Review | Royalteen – Norwegian Teen Romance is a mix of ‘The Princess Diaries’ and ‘Mean Girls’
Apparently, in the Northern Hemisphere it’s kind of common for people to go to school or work and suddenly run into a royal. Maybe because there are still many countries under the monarchy by the bands there, and this ends up being reflected in the audiovisual, whether in productions like ‘The Princess and the Commoner‘, in which the protagonist’s twin simply bumps into her and decides to switch places, or as in ‘royal treatment‘, in which the prince decides to get a haircut with a regular New York hairdresser and falls in love with her. If for centuries the royalty kept a facade of distant and unreachable people, today the idea is precisely to deconstruct this and show them as common beings – and the romance movies have helped a lot in this mission. Like the debut’royalteen‘, romance Norwegian teenager who has just arrived at Netflix.
Lena (Ines Høysæter Asserson) is a young woman who has just moved with her family to Oslo, capital of Norway. It’s your first day of school and your mom (Veslemoy Mørkrid) is super excited because her daughter is going to study in the same room as the heirs to the throne. to the surprise of Lena the prince kale (Mathias Storhøi) not only appears to be friendly, but seems interested in her. As time goes by, Lena he starts to realize that his heart is also swinging for the heir to the throne, but this starts to bother the princess Margrethe (Elli Rhiannon Müller Osborne), who will do anything to separate the two and keep the crown safe.

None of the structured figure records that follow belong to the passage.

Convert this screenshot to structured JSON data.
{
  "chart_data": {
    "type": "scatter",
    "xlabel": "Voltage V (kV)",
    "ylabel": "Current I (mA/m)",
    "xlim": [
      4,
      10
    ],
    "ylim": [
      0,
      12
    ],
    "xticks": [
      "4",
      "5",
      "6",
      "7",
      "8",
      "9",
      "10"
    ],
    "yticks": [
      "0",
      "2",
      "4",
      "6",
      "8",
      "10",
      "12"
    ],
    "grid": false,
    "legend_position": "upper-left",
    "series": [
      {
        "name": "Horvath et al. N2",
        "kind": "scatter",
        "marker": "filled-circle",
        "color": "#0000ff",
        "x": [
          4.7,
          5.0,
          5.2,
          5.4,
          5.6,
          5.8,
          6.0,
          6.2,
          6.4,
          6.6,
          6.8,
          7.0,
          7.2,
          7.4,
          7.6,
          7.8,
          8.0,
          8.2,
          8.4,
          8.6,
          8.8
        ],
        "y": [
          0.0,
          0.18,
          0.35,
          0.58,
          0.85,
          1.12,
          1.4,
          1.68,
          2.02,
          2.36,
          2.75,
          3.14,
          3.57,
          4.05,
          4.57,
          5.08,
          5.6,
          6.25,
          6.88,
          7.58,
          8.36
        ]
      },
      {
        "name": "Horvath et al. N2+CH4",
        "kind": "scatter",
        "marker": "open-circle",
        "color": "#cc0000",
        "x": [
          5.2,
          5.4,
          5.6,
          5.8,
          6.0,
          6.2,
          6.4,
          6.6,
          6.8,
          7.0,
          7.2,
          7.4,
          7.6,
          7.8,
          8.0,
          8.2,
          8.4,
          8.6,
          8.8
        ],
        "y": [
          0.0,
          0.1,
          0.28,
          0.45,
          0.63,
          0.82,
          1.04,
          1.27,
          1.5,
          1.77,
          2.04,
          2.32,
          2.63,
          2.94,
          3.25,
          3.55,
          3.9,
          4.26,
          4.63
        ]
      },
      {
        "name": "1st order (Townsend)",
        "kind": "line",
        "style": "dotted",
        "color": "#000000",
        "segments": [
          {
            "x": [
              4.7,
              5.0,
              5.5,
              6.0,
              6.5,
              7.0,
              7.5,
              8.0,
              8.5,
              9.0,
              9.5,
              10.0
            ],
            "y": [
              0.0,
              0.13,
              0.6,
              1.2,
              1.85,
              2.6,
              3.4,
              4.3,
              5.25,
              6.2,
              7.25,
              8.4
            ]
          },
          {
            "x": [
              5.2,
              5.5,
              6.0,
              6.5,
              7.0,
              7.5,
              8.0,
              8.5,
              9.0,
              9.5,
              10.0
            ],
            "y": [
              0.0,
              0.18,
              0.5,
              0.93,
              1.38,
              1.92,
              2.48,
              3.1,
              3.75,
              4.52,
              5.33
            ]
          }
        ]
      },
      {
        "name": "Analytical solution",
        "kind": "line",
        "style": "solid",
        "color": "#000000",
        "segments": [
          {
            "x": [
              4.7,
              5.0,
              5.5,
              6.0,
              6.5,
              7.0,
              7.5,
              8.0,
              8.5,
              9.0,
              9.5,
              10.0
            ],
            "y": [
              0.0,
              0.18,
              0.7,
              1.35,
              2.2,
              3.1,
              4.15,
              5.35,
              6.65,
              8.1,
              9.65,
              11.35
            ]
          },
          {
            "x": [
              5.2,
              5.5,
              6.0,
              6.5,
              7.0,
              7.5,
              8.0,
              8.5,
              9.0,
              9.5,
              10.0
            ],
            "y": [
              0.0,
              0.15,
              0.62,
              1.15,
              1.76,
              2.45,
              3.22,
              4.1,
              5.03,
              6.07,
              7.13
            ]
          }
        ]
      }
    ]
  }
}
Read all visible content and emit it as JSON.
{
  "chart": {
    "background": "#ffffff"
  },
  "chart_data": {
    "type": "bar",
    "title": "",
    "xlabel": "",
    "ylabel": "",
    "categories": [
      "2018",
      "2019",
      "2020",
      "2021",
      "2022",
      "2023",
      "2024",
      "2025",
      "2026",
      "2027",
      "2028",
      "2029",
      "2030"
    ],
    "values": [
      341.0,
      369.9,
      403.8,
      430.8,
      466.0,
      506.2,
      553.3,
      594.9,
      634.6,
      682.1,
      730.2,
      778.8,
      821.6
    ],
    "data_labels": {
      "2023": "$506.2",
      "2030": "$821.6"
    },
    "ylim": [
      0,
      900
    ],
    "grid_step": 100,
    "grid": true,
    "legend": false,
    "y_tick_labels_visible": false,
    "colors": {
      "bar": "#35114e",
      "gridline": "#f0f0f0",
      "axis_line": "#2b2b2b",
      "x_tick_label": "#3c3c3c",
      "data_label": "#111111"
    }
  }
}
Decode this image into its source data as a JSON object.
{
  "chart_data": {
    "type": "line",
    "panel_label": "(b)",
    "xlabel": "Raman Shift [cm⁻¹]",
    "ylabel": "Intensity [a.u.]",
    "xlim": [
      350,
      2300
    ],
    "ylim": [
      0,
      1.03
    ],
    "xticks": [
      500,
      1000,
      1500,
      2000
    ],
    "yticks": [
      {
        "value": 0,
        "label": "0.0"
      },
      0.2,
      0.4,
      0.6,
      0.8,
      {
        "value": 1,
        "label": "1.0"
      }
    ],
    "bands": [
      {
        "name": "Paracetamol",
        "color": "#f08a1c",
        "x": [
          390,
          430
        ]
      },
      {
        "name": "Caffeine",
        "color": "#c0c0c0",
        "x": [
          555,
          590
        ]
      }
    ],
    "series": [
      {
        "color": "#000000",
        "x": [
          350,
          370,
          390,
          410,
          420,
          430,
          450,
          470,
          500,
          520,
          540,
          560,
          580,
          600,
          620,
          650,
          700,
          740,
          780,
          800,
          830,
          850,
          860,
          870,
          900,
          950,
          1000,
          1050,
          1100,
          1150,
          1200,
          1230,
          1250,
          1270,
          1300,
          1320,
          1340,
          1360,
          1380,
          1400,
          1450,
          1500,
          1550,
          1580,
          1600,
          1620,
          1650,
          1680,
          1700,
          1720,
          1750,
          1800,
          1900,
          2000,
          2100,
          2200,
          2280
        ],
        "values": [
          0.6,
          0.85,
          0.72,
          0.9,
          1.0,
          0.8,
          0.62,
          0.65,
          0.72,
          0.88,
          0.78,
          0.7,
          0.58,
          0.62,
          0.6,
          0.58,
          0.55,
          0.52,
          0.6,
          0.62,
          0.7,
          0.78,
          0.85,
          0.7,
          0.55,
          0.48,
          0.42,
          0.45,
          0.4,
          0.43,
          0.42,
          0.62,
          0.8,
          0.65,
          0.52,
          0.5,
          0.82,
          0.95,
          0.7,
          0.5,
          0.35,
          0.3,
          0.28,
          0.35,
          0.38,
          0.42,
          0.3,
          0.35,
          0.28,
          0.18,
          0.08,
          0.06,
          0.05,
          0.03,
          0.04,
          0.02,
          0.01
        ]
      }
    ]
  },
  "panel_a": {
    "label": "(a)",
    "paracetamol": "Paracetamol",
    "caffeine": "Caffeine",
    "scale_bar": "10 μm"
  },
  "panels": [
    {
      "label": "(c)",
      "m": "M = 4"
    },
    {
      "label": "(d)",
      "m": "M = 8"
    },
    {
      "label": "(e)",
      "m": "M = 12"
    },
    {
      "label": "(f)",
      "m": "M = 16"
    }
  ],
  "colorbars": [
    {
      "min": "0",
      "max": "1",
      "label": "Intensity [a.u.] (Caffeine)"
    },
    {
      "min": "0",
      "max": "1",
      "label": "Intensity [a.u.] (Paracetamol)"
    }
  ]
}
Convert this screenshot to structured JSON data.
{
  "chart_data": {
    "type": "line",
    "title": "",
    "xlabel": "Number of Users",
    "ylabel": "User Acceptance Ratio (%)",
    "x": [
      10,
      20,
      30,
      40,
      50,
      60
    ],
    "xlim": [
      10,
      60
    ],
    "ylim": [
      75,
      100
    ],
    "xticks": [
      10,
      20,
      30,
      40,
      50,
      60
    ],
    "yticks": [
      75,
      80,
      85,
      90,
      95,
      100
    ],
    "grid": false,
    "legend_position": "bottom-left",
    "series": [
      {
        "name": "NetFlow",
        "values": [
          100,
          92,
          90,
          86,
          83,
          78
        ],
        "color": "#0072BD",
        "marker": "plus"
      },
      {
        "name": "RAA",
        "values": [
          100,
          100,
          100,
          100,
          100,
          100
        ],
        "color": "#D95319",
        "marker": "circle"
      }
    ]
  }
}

With an hour and forty, ‘royalteen‘ starts well and develops well, but in the final arc of the plot, the whole thing seems to roll downhill with nothing to hold on to. Based on the book by Randi Fuglehaug it’s from Anne Gunn Halvorsenthe script of Ester Schartum-Hansen is centered on this protagonist who looks like a young woman with an ordinary family, in an ordinary life, but suddenly, the script starts to insert a lot of information and a sinister background for a character with whom the viewer should connect and by whom to twist; being hit, all of a sudden, with a lot of questionable actions of Lenawe start to doubt if we really want her to be with the charismatic prince, who is good people.
Part of this problem must also be attributed to the direction of Per-Olav Sorensen and Emilie Beck, that builds the whole plot into a teen romance vibe to, out of nowhere, turn the whole thing into a kind of ‘Mean Girls‘ veiled and end its plot with an open ending, implying that there may be a continuation. Well, the problem is that for more than an hour of projection nothing indicates a sequel, so being suddenly surprised by a lot of reasons and unresolved issues seems like a push to guarantee more movies.
Despite this greed of production, ‘royalteen‘ it is a romance cute teen, with an adorable prince and out of the sameness of British royal productions. As we learned in Las Encinasin ‘Elite‘, mixing the commons with royalty arouses the envy of many people, even in the Norway.